After a long stretch in hospital and rehab, we brought him home, where our family cared for him for the next 30 years. Mum and Dad adapted the house so he could live with them at home, and they dedicated their lives to his health and wellbeing. Thankfully, we were blessed with some incredible carers to help throughout the years, and many became part of our whānau. Rima, Lennie’s main carer, walked alongside us for 30 beautiful years. She and Mum shared a bond like sisters, and to Lennie, Rima was a second mum. And then there was Lee, our other main carer who was with us for over 20 years – she became his other big sister.

Lennie never spoke again, but he communicated through his eyes, his laughter, and his unforgettable smile. He had a way of making any sad or bad moment better with just a giggle or smile. Tears in our home? His smile would instantly cheer you up. A disagreement in the house? A giggle from him would stop that argument in its tracks and we’d all just laugh! He had a wicked sense of humour, and nothing made him laugh more than someone else’s minor misfortune. We still laugh about the time Mum got stuck upside down under the barbecue while cleaning windows. Lennie watched through the glass from inside, his face lighting up with laughter.

Then one day, Lennie developed a kidney infection which turned into sepsis. He was rushed to hospital, and we were told he didn’t have long. That’s when we were introduced to Tōtara Hospice.

We didn’t know much about hospice care at the time – like many people we thought that it was where people went to die. We were heartbroken and anxious. We didn’t want our beautiful Lennie to pass away in a cold, sterile hospital after a life filled with love, laughter, and warmth at home. However, we also didn’t know if we could manage his final days ourselves. We’d spent over 30 years caring for him as a tight-knit team, but this was a new and daunting chapter.

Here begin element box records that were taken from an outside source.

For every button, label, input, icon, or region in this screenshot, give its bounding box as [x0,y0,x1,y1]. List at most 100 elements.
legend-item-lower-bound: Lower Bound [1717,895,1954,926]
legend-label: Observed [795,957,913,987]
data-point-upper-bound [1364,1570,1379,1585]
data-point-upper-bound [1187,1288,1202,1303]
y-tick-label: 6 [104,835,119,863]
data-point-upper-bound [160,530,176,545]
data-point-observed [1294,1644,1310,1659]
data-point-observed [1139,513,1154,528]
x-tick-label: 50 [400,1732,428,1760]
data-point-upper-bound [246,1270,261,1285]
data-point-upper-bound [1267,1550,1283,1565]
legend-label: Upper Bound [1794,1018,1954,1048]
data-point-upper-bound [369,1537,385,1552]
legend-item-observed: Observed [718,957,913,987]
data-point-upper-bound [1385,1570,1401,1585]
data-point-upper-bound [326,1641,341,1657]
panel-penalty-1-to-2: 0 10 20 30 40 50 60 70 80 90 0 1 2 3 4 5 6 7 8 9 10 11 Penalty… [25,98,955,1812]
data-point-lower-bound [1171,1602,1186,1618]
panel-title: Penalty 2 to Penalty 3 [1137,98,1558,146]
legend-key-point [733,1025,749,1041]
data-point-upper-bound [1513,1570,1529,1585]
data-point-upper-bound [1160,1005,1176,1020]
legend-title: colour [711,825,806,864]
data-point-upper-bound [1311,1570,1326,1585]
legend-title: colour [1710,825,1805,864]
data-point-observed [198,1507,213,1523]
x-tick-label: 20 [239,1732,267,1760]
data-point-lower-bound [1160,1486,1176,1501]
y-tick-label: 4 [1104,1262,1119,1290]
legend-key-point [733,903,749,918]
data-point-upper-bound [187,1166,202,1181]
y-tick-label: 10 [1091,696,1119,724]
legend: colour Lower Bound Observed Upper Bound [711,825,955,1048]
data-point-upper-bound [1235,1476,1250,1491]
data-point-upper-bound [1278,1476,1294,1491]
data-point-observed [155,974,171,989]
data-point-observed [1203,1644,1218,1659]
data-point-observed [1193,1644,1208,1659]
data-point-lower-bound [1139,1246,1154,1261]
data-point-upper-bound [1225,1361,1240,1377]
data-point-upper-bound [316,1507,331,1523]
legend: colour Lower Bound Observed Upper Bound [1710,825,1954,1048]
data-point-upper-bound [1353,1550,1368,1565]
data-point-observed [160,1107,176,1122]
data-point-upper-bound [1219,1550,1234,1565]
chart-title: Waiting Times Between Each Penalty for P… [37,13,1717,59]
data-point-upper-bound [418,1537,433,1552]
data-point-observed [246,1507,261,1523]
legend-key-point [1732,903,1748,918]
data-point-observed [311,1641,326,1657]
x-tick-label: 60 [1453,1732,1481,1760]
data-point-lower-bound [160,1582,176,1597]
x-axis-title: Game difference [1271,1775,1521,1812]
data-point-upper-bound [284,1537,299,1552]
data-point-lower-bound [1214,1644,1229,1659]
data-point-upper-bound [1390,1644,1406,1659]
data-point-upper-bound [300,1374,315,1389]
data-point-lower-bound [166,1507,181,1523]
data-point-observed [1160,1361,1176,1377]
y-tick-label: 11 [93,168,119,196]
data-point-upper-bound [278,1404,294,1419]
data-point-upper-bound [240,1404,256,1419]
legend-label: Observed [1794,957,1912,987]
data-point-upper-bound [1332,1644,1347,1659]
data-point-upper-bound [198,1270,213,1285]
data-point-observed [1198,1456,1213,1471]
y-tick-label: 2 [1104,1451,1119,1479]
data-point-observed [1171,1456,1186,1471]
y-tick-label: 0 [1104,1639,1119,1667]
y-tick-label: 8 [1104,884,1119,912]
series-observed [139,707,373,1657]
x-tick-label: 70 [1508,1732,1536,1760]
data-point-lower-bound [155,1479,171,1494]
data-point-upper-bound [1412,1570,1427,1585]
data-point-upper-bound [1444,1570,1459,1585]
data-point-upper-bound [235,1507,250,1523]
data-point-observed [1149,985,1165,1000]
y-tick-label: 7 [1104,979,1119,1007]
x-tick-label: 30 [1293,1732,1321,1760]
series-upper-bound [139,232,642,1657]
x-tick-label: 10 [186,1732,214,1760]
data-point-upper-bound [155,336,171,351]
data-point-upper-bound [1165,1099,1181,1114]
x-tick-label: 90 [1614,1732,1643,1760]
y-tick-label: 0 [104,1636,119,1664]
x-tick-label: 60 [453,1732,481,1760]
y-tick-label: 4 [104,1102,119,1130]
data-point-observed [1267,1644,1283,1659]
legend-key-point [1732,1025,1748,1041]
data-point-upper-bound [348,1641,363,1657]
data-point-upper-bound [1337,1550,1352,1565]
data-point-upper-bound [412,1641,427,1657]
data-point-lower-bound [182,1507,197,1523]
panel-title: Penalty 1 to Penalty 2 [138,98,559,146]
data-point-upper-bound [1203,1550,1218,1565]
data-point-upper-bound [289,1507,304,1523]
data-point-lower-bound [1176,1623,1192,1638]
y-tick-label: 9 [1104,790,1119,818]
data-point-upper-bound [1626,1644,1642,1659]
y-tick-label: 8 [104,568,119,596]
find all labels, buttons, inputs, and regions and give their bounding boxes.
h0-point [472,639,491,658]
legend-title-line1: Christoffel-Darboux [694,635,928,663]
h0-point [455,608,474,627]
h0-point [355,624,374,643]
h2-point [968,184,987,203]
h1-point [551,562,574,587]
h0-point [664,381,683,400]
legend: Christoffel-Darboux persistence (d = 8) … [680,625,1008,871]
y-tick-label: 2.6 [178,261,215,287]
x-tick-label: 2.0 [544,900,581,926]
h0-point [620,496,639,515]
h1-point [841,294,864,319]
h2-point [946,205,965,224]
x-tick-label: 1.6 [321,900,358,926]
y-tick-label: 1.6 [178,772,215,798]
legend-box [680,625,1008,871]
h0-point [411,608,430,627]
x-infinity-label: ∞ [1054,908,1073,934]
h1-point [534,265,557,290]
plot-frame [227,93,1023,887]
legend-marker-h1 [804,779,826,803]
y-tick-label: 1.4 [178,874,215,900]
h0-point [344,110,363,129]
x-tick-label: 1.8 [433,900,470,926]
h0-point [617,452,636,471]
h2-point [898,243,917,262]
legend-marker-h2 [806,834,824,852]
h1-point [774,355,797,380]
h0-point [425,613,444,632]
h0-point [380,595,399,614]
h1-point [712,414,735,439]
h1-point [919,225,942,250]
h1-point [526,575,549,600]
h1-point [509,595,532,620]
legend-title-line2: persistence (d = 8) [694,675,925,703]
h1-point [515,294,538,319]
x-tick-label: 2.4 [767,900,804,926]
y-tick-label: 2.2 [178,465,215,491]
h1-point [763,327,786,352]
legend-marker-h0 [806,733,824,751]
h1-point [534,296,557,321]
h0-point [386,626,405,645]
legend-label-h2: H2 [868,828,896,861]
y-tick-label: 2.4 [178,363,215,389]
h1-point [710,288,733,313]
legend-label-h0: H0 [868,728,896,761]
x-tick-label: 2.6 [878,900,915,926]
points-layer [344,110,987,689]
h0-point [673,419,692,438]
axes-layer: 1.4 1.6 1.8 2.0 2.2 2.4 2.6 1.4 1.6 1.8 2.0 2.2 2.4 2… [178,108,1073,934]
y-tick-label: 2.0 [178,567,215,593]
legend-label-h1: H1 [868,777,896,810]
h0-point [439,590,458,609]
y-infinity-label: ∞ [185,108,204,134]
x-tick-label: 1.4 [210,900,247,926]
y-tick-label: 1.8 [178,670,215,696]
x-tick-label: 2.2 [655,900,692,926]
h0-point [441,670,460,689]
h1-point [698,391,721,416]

But Hospice wrapped itself around us like a warm hug. The doctors and nurses were incredible. It felt like home, but with the comfort of knowing expert care was right there when we needed it.

After 10 days in Tōtara Hospice, we were preparing for his death – even having met with the funeral directors, but it just didn’t feel like Lennie was ready to let go. The challenge was, there was no baseline for someone like Lennie. So, Dr James ran blood tests to see what was going on. Because Lennie couldn’t speak, he couldn’t tell us. Lennie surprised us all. He had fought off the sepsis! What we thought were his final days turned into another beautiful year and a half. A bonus, we called it. A gift.

When Lennie’s time finally came earlier this year, it happened quickly. Pneumonia took him quietly and swiftly. But he made it to Hospice – just in time. Mum, Rima, and I were all there with him when he passed. It was peaceful. He simply stopped. It felt like he knew it was time to let go – to be free from the weight of the life he’d been dealt since the car accident, and of seizures that had become more frequent. His body had carried him as far as it could, and now he could rest.
That moment mattered.

Hospice was there when we needed it most. Not just for Lennie, but for all of us. They gave us the space to be family, not just caregivers. For the first time in a long time, we could simply be with him, knowing he was in the best hands. Lennie couldn’t speak, but his laughter said everything. Lennie taught us that joy doesn’t need words – it just needs love, a little mischief, and a great smile.

Help Tōtara Hospice be there for more families like ours.

Lennie’s story is just one of many—but at Hospice, they saw him, not just a patient. And they saw us too. What struck me most was how they treated every person as a life story, not a clinical file. Their care wasn’t just medical—it was deeply human. Hospice is about people, not just patients.